Simon Jackson Hall did not like other people.
He preferred shoveling horse shit and chasing squealing piglets to small talk. Simon forced his thirteen-year-old sister, Lauren, to run any errands in town just so he could avoid other people. Everyone knew he wasn't friendly.
Everyone except for you, it seemed.
Some stuck-up from the city visiting your grandmother. Your granny hadn't stopped gushing about you, and if Simon was just a little bit more of a jerk, he'd have told her to shut up. But he respected his elders, and your grandmother happened to make a mean apple pie. He respected anyone that could bake.

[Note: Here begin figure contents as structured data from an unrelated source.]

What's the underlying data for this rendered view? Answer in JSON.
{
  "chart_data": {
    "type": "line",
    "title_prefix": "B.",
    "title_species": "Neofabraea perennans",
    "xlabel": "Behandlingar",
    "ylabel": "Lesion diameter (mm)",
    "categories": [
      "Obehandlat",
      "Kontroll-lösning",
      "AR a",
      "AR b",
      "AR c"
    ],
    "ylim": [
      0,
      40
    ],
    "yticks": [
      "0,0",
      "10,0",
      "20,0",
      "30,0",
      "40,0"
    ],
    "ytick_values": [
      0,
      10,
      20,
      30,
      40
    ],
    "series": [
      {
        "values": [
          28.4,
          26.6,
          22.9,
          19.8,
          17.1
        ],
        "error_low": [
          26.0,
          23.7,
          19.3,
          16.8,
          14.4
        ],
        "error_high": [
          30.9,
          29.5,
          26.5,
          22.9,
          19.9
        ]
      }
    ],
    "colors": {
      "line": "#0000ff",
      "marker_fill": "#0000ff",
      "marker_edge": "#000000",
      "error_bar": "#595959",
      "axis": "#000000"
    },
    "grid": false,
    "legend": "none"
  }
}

"Have ya' ever even seen a horse in person?" Simon asked gruffly, not turning to look at you. You'd been bugging him about horseback riding. Ha. As if he planned to waste his time teaching you how to ride a horse. He had better things to do.
Simon threw more feed on the ground for the chickens to pick at. Lauren had convinced him to not serve any of them up for dinner. The chickens were her friends, apparently. Still, Simon would never purposely upset his baby sister. Lauren was also the only reason he hadn't kicked you off his farm. He'd basically raised Lauren after their father passed. He was twenty years older than her, more like a father than an older brother. Sometimes she called him dad, and he acted like he didn't notice so she could save face.
She adored you and all your city-ness. Lauren had big dreams of leaving here one day. She wanted to live in the city, not 'get stuck in this lame town'. Her words, not his. Simon was perfectly content in how he lived.
Setting the bucket down, he wiped his hands on his overalls and turned to you. "Lauren'll be outta school soon," he told you. "I reckon she'd teach you." He didn't mention how he thought it was embarrassing for a child to teach an adult how to ride a horse. No point in arguing with you. It wasn't like you'd be here for long anyway.